La proposta della Commissione prevede un solo obiettivo vincolante al 40% per la riduzione di CO2 che poi si dovrà tradurre in obblighi di riduzione nazionali, un obiettivo europeo del 27% che è misteriosamente vincolante a livello europeo, ma non vincolante a livello nazionale per le rinnovabili e nessun obiettivo per l'efficienza energetica, che dovrà aspettare la revisione della relativa direttiva nel giugno prossimo per essere discusso.
Ma cosa vogliono dire, davvero, questi numeri? Tre cose, tutte e tre molto negative. Innanzitutto, con questa proposta la Commissione rinuncia a un ruolo di guida nella lotta ai cambiamenti climatici e lascia la politica energetica europea alla scelta dei governi. Contrariamente al 2007, non sceglie; anzi: a Barroso le energie rinnovabili non appaiono più una scelta strategica da incentivare e spingere, come appare chiaro dalle sue dichiarazioni secondo le quali le rinnovabili «non sono un obiettivo in sé»: non è necessario scegliere a livello europeo fra gas, petrolio, "carbone pulito", nucleare. Che lo facciano gli Stati membri, l'Ue smetterà perfino di "suggerire". In secondo luogo, segnalano che non c'è alcuna fretta per realizzare l'impegno di limitare a 2 gradi il riscaldamento del pianeta e che si possono allungare i tempi, naturalmente per via della crisi. Infatti, l'obiettivo al 40% di riduzione delle emissioni di CO2 non presuppone alcuno sforzo particolare, dato che già oggi si prevede che al 2020 saremo a -27%. Noi sappiamo, però, che per mantenere l'aumento della temperatura entro i 2 gradi, come l'Ue si è impegnata a fare, dobbiamo ridurre le emissioni dell'80/90% entro il 2050 e del 55% entro il 2030: questa decisione è quindi un pessimo segnale in vista della Cop di Parigi nel 2015. Inoltre, se dal 2020 entrerà in vigore il nuovo schema di obiettivi di consumo delle energie rinnovabili non più vincolante, perché i numerosi Stati membri oggi in ritardo (come il Regno Unito) dovrebbero affrettarsi? Non c'è più alcuna sanzione possibile! In terzo luogo, le decisioni della Commissione rivelano la sottomissione agli argomenti di Cameron e delle lobby energetiche e la totale disattenzione per le scelte dell'unico organismo democraticamente eletto della Ue, il Parlamento europeo, che ha preso una posizione decisamente più ambiziosa e che comunque ha un potere di decisione diretto sulle future normative.

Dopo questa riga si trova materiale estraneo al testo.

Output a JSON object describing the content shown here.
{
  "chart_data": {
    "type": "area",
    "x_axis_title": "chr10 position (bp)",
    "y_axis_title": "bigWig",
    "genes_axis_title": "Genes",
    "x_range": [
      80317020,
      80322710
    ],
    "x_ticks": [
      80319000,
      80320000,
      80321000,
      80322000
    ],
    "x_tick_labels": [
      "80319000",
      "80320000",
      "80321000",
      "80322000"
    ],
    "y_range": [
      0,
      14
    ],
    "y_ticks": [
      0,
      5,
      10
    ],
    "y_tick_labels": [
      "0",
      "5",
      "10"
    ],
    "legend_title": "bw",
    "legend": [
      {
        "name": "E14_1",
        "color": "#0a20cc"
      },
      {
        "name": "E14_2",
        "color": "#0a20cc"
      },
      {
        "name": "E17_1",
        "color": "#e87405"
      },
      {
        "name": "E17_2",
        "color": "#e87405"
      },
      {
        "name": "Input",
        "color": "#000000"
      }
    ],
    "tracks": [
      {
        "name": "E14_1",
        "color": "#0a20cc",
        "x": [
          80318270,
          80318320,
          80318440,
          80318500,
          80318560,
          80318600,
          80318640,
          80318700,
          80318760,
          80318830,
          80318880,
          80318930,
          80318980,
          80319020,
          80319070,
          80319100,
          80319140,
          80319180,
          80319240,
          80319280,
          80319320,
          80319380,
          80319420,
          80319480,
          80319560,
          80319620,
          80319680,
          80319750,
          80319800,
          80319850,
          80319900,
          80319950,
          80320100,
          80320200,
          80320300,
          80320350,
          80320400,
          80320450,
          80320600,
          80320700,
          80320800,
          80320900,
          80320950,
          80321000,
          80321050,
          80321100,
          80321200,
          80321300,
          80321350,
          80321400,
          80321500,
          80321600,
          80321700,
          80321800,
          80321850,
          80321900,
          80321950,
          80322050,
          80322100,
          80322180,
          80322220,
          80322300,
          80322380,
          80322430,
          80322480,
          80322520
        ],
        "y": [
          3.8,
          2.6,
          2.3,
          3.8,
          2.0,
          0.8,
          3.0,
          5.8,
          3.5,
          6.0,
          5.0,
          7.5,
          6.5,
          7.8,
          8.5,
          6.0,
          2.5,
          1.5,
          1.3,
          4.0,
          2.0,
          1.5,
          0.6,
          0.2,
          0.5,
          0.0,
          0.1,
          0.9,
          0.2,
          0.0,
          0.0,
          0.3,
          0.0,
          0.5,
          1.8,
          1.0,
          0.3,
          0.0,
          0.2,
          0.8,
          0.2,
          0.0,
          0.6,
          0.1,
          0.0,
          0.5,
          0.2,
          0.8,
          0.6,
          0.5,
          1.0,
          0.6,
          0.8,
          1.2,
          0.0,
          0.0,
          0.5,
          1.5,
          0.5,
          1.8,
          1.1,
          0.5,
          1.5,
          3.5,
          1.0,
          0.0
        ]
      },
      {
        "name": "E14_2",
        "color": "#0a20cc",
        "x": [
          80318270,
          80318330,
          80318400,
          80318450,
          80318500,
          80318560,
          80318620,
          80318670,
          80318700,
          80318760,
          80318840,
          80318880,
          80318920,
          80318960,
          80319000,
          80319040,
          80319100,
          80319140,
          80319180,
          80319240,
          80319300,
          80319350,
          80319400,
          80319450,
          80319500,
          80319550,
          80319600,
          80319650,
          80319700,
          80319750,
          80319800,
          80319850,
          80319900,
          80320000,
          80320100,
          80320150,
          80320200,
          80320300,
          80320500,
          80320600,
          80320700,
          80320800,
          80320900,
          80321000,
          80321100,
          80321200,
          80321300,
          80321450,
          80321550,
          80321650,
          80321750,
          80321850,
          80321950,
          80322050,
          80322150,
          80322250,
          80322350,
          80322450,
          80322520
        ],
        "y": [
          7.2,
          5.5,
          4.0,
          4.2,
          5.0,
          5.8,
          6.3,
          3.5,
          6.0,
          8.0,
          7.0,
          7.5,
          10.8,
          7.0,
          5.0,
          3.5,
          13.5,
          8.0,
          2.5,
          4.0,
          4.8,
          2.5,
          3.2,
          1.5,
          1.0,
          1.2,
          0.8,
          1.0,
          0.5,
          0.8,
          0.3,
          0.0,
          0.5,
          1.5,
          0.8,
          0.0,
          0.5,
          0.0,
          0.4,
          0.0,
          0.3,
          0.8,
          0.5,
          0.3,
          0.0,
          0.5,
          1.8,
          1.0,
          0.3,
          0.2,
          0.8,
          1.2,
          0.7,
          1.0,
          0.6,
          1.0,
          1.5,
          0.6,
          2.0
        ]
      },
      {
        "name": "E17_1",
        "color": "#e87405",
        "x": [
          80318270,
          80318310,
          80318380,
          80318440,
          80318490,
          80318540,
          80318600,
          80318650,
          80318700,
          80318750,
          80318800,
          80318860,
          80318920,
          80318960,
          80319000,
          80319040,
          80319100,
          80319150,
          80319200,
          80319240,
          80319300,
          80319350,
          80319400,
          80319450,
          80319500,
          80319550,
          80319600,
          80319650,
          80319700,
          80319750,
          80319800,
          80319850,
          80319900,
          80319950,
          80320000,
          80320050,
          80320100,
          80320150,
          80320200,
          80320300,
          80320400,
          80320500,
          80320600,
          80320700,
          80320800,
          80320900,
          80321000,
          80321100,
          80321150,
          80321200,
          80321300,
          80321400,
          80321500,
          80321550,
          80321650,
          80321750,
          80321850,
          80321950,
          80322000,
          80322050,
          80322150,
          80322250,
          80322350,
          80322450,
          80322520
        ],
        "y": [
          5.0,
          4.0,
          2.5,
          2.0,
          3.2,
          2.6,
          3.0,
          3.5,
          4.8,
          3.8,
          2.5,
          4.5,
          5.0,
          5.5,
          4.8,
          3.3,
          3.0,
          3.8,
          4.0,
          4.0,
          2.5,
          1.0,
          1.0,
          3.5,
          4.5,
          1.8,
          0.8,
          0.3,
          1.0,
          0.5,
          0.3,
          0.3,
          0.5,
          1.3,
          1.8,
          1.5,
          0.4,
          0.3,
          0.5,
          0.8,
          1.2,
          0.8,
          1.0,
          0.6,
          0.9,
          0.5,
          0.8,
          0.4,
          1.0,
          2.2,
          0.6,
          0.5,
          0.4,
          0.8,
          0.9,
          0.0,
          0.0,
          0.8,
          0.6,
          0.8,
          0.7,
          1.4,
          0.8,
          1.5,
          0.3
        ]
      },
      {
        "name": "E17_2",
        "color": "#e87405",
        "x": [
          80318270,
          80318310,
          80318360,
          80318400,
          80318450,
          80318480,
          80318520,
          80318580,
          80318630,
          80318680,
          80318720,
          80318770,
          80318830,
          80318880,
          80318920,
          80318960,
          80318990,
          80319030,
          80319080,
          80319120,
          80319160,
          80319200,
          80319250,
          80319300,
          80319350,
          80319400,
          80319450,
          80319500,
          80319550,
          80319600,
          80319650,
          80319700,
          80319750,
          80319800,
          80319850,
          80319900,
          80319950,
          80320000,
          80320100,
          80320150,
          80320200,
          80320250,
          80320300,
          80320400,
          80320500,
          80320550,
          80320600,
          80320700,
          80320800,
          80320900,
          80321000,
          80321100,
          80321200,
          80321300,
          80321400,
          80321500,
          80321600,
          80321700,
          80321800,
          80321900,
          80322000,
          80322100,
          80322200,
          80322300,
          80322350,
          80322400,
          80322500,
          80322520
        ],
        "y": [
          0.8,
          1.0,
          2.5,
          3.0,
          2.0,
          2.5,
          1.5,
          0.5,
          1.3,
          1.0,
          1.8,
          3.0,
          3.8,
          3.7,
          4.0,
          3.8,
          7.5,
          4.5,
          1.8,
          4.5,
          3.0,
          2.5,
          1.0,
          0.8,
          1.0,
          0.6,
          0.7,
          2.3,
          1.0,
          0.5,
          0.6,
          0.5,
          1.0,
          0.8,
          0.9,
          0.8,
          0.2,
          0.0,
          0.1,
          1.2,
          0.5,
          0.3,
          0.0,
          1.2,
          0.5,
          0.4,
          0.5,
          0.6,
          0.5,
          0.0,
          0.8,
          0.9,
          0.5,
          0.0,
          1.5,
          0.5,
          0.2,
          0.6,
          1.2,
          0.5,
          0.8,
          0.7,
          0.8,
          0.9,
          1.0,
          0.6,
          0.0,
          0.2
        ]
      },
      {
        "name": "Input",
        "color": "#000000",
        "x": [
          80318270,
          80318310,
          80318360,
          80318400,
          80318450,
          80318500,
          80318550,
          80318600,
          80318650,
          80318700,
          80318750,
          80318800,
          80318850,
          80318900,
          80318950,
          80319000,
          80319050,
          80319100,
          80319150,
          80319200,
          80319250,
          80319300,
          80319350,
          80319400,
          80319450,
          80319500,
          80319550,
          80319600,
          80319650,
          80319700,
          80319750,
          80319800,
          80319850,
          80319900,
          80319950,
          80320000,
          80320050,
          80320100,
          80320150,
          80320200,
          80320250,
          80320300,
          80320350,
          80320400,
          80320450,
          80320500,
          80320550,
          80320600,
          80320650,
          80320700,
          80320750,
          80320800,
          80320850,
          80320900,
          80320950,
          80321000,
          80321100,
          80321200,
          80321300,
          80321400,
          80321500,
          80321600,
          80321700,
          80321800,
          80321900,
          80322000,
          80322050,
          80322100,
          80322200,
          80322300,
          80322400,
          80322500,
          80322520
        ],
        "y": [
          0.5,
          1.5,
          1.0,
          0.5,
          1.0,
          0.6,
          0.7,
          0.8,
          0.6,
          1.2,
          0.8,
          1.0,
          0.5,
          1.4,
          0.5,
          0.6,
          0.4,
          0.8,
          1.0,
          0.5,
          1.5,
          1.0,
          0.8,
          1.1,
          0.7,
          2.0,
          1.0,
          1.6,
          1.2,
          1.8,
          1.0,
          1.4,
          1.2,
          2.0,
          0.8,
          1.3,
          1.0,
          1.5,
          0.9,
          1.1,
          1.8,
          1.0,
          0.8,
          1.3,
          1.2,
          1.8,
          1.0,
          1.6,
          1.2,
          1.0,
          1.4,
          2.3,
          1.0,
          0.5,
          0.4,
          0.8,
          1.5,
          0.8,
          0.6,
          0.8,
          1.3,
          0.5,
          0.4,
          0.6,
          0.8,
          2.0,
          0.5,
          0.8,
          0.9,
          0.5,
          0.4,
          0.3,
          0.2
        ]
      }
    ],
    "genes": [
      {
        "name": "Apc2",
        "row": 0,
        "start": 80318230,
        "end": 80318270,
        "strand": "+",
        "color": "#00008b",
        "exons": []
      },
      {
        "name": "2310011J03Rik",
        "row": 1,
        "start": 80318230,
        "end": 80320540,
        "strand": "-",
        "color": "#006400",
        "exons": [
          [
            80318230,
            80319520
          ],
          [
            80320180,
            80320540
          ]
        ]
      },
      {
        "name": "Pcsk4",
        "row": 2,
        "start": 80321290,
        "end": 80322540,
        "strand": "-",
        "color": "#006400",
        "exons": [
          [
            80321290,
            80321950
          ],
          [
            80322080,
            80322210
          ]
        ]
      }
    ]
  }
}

Argomenti, peraltro, largamente smentiti dai fatti e dagli stessi studi della Commissione europea. Ad esempio, non è vero, come Squinzi e l'ex ministro Zanonato hanno ripetuto, che i prezzi dell'energia sono più alti in Europa per via degli incentivi alle rinnovabili; in realtà il prezzo dell'energia dipende in maniera prevalente dagli alti costi dei carburanti fossili che ci tocca importare (oltre 500 miliardi di euro nel 2012). Non è vero che le aziende degli Stati Uniti hanno un sistematico vantaggio di prezzi per via del miracoloso shale gas, per la semplice ragione che gli europei sono molto più efficienti e usano meno energia che i loro colleghi americani. Come vanno ripetendo la Iea e l'Ocde, l'opzione più salutare per la competitività dell'industria europea è puntare su rinnovabili ed efficienza: per ridurre la dipendenza dai fossili e allo stesso tempo puntare su tecnologie avanzate e nuovi settori di attività economica, che approfittano, invece di subire, dei cambiamenti climatici e della scarsità di risorse. Non è quindi necessario mettere in contrapposizione clima e sviluppo economico. Anzi. Obiettivi ambiziosi nel campo delle rinnovabili porterebbero, (la Commissione europea dixit) a 500.000 posti di lavoro in più rispetto a un solo obiettivo vincolante di riduzione delle emissioni. E un milione e mezzo di posti di lavoro diretti l'anno sarebbero creati con obiettivi ambiziosi di efficientamento energetico. Ma non tutto è perduto. A luglio un nuovo presidente della Commissione verrà nominato. C'è ancora tempo e modo per invertire la rotta e riprendere la strada di un vero e proprio Green New Deal.